De sorte que la Cour d’appel suit la fille du premier lit dans son raisonnement : l’épouse est réputée avoir opté pour l’intégralité du patrimoine en usufruit en vertu de l’article 758-4 du Code civil. Or l’usufruit s’est éteint avec le décès de l’épouse, de sorte que ses filles sont irrecevables dans leurs demandes faute d’intérêt à agir.
Article 758-4 du Code civil :
« Le conjoint est réputé avoir opté pour l’usufruit s’il décède sans avoir pris parti »
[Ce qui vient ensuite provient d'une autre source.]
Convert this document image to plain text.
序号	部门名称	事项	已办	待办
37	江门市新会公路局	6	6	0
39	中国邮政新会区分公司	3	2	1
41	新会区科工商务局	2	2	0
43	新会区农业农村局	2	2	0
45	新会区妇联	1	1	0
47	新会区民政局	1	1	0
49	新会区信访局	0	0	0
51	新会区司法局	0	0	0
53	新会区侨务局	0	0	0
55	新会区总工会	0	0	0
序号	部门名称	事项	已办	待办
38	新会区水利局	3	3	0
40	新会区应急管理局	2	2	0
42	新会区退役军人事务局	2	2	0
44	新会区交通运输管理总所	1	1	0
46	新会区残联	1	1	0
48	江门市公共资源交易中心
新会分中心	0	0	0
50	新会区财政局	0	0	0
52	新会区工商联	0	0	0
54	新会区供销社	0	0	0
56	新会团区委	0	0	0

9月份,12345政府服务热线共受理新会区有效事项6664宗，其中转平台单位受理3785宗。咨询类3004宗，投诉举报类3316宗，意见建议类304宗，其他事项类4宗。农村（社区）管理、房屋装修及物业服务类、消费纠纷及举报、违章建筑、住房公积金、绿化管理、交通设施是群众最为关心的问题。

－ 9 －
Les filles de l’épouse forment un pourvoi en cassation qu’elles motivent par l’existence d’une descendante d’une première union. Le conjoint survivant recueillait donc nécessairement la propriété du quart en toute propriété selon elles.
La décision de la Cour de cassation
Rappelons qu’au visa de l’article 757 du Code civil, lorsqu’un époux prédécédé laisse un enfant d’un premier lit, le conjoint survivant recueille la propriété du quart des biens existants.
Article 757 du Code civil :
« Si l’époux prédécédé laisse des enfants ou descendants, le conjoint survivant recueille, à son choix, l’usufruit de la totalité des biens existants ou la propriété du quart des biens lorsque tous les enfants sont issus des deux époux et la propriété du quart en présence d’un ou plusieurs enfants qui ne sont pas issus des deux époux ».
La Cour de cassation considère que :
- les droits légaux de l’épouse n’étaient que de ¼ en pleine propriété, ses droits conventionnels étaient limités à l’usufruit total de la succession,
- aucun élément probant ne permet de démontrer que le conjoint survivant souhait opter pour ses droits conventionnels.
À défaut d’option dans des formes opposables permettant de rapporter la preuve de l’option choisie les droits légaux doivent s’appliquer.
La Cour de cassation précise que la présomption prévue par l’article 758-4 ne s’applique qu’à l’usufruit légal du conjoint survivant. Or, en présence de droits légaux limités à un quart en toute propriété et de droits conventionnels en usufruit, les dispositions de l’article 758-4 du Code civil ne s’appliquent pas.
De sorte que la Cour a considéré que l’action des demanderesses étaient recevables.